Use this time of year to celebrate life as you look forward to a new year in recovery!
The Importance of Phytochemicals
Phytochemicals- sometimes called phytonutrients- are an important and exciting aspect to health and nutrition. Don’t be afraid of the name, it simply refers to non-nutrient plant compounds found in vegetables, fruits, grains, and other plant foods. In fact, “Phyto” is the Greek word for plants. The phytochemicals in fruits and vegetables are actually what gives them their bright and vibrant colors. These are different than vitamins or minerals, but may have an enormous impact on human health and wellness. There are over 5,000 different phytochemicals that scientists have identified, and that number is continuing to grow.
The term free radical is something that is being mentioned more and more in the field of science, and chances are that even if you don’t know what it means, you have probably heard it mentioned. No, the term does not refer to a punk rock band that is performing at the local skate park, but rather to chemical reactions that are happening in all of our bodies.

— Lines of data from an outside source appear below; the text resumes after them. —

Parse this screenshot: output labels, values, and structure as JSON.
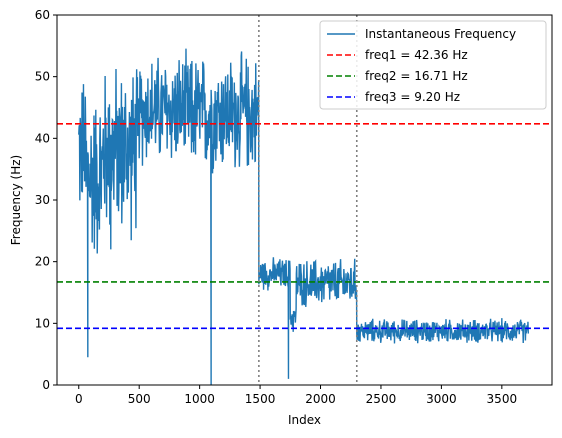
{
  "chart_data": {
    "type": "line",
    "title": "",
    "xlabel": "Index",
    "ylabel": "Frequency (Hz)",
    "xlim": [
      -180,
      3915
    ],
    "ylim": [
      0,
      60
    ],
    "xticks": [
      0,
      500,
      1000,
      1500,
      2000,
      2500,
      3000,
      3500
    ],
    "yticks": [
      0,
      10,
      20,
      30,
      40,
      50,
      60
    ],
    "xtick_labels": [
      "0",
      "500",
      "1000",
      "1500",
      "2000",
      "2500",
      "3000",
      "3500"
    ],
    "ytick_labels": [
      "0",
      "10",
      "20",
      "30",
      "40",
      "50",
      "60"
    ],
    "grid": false,
    "legend_position": "upper right",
    "series": [
      {
        "name": "Instantaneous Frequency",
        "color": "#1f77b4",
        "segments": [
          {
            "x_start": 0,
            "x_end": 60,
            "low": 24.5,
            "high": 52
          },
          {
            "x_start": 60,
            "x_end": 200,
            "low": 18,
            "high": 50
          },
          {
            "x_start": 200,
            "x_end": 500,
            "low": 22,
            "high": 54
          },
          {
            "x_start": 500,
            "x_end": 900,
            "low": 34,
            "high": 55
          },
          {
            "x_start": 900,
            "x_end": 1490,
            "low": 33,
            "high": 55
          },
          {
            "x_start": 1490,
            "x_end": 1750,
            "low": 15,
            "high": 21
          },
          {
            "x_start": 1750,
            "x_end": 1800,
            "low": 8,
            "high": 14
          },
          {
            "x_start": 1800,
            "x_end": 2300,
            "low": 12,
            "high": 21
          },
          {
            "x_start": 2300,
            "x_end": 3720,
            "low": 6.5,
            "high": 11
          }
        ],
        "spikes": [
          {
            "x": 75,
            "y": 4.5
          },
          {
            "x": 265,
            "y": 22
          },
          {
            "x": 1095,
            "y": 0
          },
          {
            "x": 1735,
            "y": 1
          }
        ]
      }
    ],
    "reference_lines": [
      {
        "label": "freq1 = 42.36 Hz",
        "orientation": "horizontal",
        "value": 42.36,
        "color": "#ff0000",
        "style": "dashed"
      },
      {
        "label": "freq2 = 16.71 Hz",
        "orientation": "horizontal",
        "value": 16.71,
        "color": "#008000",
        "style": "dashed"
      },
      {
        "label": "freq3 = 9.20 Hz",
        "orientation": "horizontal",
        "value": 9.2,
        "color": "#0000ff",
        "style": "dashed"
      },
      {
        "label": "",
        "orientation": "vertical",
        "value": 1490,
        "color": "#808080",
        "style": "dotted"
      },
      {
        "label": "",
        "orientation": "vertical",
        "value": 2300,
        "color": "#808080",
        "style": "dotted"
      }
    ]
  }
}
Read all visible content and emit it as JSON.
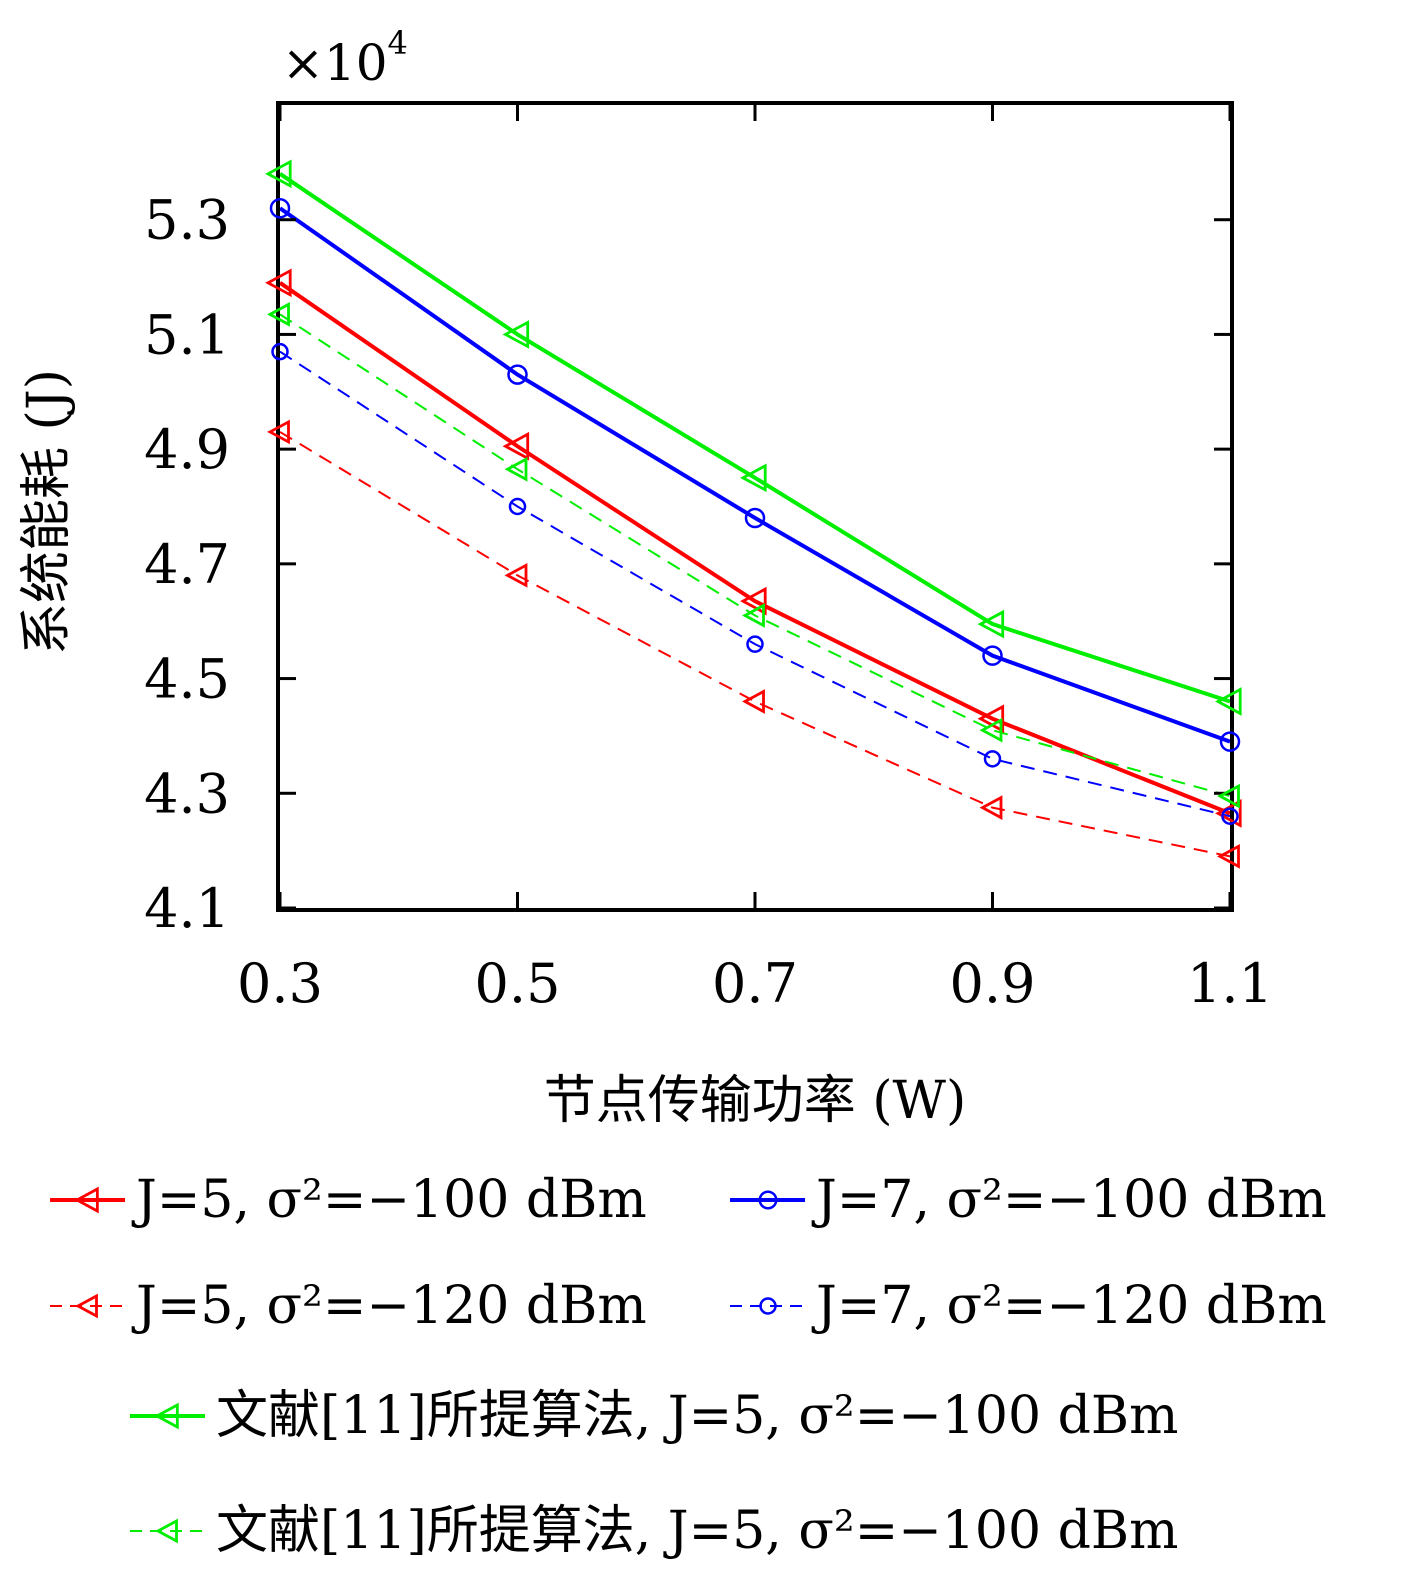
{
  "chart_data": {
    "type": "line",
    "xlabel": "节点传输功率 (W)",
    "ylabel": "系统能耗 (J)",
    "y_multiplier": "×10",
    "y_multiplier_exp": "4",
    "x": [
      0.3,
      0.5,
      0.7,
      0.9,
      1.1
    ],
    "x_tick_labels": [
      "0.3",
      "0.5",
      "0.7",
      "0.9",
      "1.1"
    ],
    "y_ticks": [
      4.1,
      4.3,
      4.5,
      4.7,
      4.9,
      5.1,
      5.3
    ],
    "y_tick_labels": [
      "4.1",
      "4.3",
      "4.5",
      "4.7",
      "4.9",
      "5.1",
      "5.3"
    ],
    "xlim": [
      0.3,
      1.1
    ],
    "ylim": [
      4.1,
      5.5
    ],
    "grid": false,
    "legend_position": "bottom",
    "series": [
      {
        "name": "J=5, σ²=−100 dBm",
        "values": [
          5.19,
          4.905,
          4.635,
          4.43,
          4.265
        ],
        "color": "#ff0000",
        "dash": "solid",
        "marker": "triangle-left"
      },
      {
        "name": "J=7, σ²=−100 dBm",
        "values": [
          5.32,
          5.03,
          4.78,
          4.54,
          4.39
        ],
        "color": "#0000ff",
        "dash": "solid",
        "marker": "circle"
      },
      {
        "name": "J=5, σ²=−120 dBm",
        "values": [
          4.93,
          4.68,
          4.46,
          4.275,
          4.19
        ],
        "color": "#ff0000",
        "dash": "dashed",
        "marker": "triangle-left"
      },
      {
        "name": "J=7, σ²=−120 dBm",
        "values": [
          5.07,
          4.8,
          4.56,
          4.36,
          4.26
        ],
        "color": "#0000ff",
        "dash": "dashed",
        "marker": "circle"
      },
      {
        "name": "文献[11]所提算法, J=5, σ²=−100 dBm",
        "values": [
          5.38,
          5.1,
          4.85,
          4.595,
          4.46
        ],
        "color": "#00ee00",
        "dash": "solid",
        "marker": "triangle-left"
      },
      {
        "name": "文献[11]所提算法, J=5, σ²=−100 dBm",
        "values": [
          5.135,
          4.865,
          4.61,
          4.41,
          4.295
        ],
        "color": "#00ee00",
        "dash": "dashed",
        "marker": "triangle-left"
      }
    ]
  }
}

The atoms in the human body are all seeking to reach a state of stability. In order to do this, they will sometimes lose and gain electrons, or in some cases share them with other atoms. Free radicals are created when there are an odd number of electrons and can be produced when certain molecules interact with oxygen. Once the process starts, the free radical attempts to steal the electron from it’s nearest neighbor to increase stability, which then leaves the new molecule one electron short. That molecule then continues this process with it’s nearest neighbor, and so on. It is this domino effect that can quickly build and can have a great impact on the health of an individual. In small amounts, the human body can handle free radicals and the damage that they cause. The problem begins when the free radicals become excessive in the body and if antioxidants are unavailable.
The Good News
The important thing to know is that there is help available to combat these free radicals and fight disease. The phytochemicals that are found in plant foods are packed with antioxidants that can help protect the body from these electron-stealing molecules. In fact, plant-based foods have close to 64 times the amount of antioxidants than animal foods do.
In addition to the free radical protection that phytochemicals provide, they also assist with other functions as well. For example, isoflavones that are found in soybeans and peanuts can assist with blood vessel dilation, which helps regulate blood pressure. Saponins in beans, corn, and other legumes may assist in fighting cancer, as they interfere with cell replication. A third phytochemical, curcumin, assists in preventing DNA damage and has been shown to promote death in cancer cells.
Eat To Your Health
The phytochemicals in plants are actually what helps to keep them alive and fight off certain things in the wild. For example, there are some phytonutrients that help plants protect themselves from insect attack, while others assist in keeping harmful microbes at bay. One interesting way of looking at this is that when a person eats plant foods, they are ingesting all of that protective power and gaining it for themselves!
There are no phytonutrients that are better or worse than others, and they in fact all work together to optimize health. The human body needs a variety of these compounds to function at the highest level and to help fight disease. To make sure that a person is getting what they need, it is a great idea to eat fruits and vegetables with a wide range of colors.
So load up your plate with an assortment of fresh fruits and vegetables and eat to your health!